Ricky Reed’s Good Vibrations
In a world where empathy is often in short supply, it is the driving force behind the pop hits of Ricky Reed.
Ricky Reed is an award-winning music producer who has worked with many of the leading pop artists of recent years. He is also a solo musician and the founder of electronic pop group Wallpaper.
Reed was born Eric Burton Frederic in 1982 in Berkeley, CA. He formed progressive indie band Facing New York in 2004. The group toured extensively and recorded two albums with independent record label Five One, Inc. Reed released his first EP as Wallpaper in 2006 and scored a hit in 2012 with a single from the album #STUPIDFACEDD.
He cowrote and produced Jason Derulo’s international sensation “Talk Dirty,” which reached number 3 on the Billboard singles charts and topped the charts in many countries. He has also produced hits for Twenty One Pilots, Meghan Trainor, and Halsey. He received three of his four Grammy nominations for his work on Lizzo’s 2019 album Cuz I Love You, including the Billboard number 1 “Truth Hurts.”
Producer Ricky Reed has had his share of hits in the past few years. And despite the simplicity inherent in a great pop tune, Reed says there’s no formula for what he does. For him, every song is an exercise in empathy.
Ricky Reed: Sort of a motto we have in here is like, “Write the song of the day—the song that the day wants.”
AJC: But I’m guessing there are days when it just doesn’t come.
Reed: And then that, too.
But Reed wasn’t always quite so serene. While still a student at UC Berkeley, where he studied Western Music Composition and West African Drumming, Reed created an intentionally obnoxious electro-pop project, called Wallpaper.
Reed: The very, very beginning of Wallpaper., it was 100% ironic. I was trying to make a point that I felt like singers and artists were so disconnected from the music, and from themselves, that it might as well just be gibberish. I had a lot of anger at that point in my life.
Reed: As Wallpaper. began to get popular, and even, like, sort of low-level gain some fame, I’m like, “I’m just perpetuating the thing that I set out to…”
AJC: To mock.
Reed: Mock. And I was like, “I just need to be straight with people.”
And it is this capacity to be straight with people that has become one of the reasons artists come to Ricky Reed—that, and his canny ability to get to the emotional core of the music.
Reed: This kind of goes back to me studying West African music and drumming from Ghana, when I was in school. And my teacher taught me how drums, how rhythm can be emotional—just raw rhythm, no singing, no chords… Even the most simple rhythm, how you can put emotion into it—or not! And I started to realize that, if you really make the drums deep, you make the drums funky, and you have that feeling that makes you have to move in your chair or jump out of your chair. And that’s a feeling, you know? That’s like a real sentiment. And I kind of got to the point where I was like, “No matter what the genre, or the singer, or the subject matter, let’s make the rhythms, let’s make the bass and drums feel like people. It’s irresistible.”
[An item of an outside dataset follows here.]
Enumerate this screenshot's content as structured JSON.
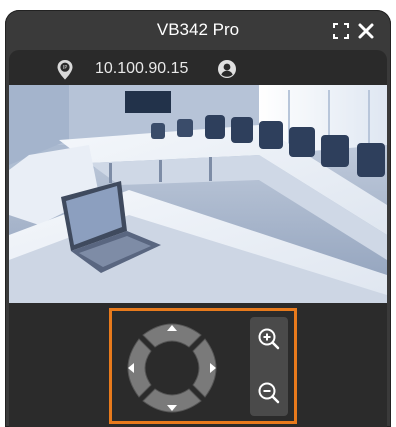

But Ricky Reed doesn’t only make music with other people. His own songs are both deeply personal and, in many ways, fundamentally different from his works for hire.
Reed: My “fences” are my abilities as a singer. There’s some kind of records that I can carry as a vocalist, and some that I can’t. I’m not gonna try to sing a High C or rap or something. I can find this smaller world to live in as an artist. But that’s gonna allow me to communicate the feelings that I think are important. And, for my music, that’s the most important thing.
The song “Joan of Arc” is a love poem to his wife, Laura. He credits her with changing him for the better, as an artist and as a man.
Reed: I think that I didn’t actually start to have success as a producer until I let my full self be in the room with other people.
Reed: The same me that’s around my mom and dad, my wife and my daughter, is the same me that I bring to every room, every day.
AJC: That’s quite a revelation, though.
Reed: It’s big. And it didn’t happen overnight, but I started to understand that.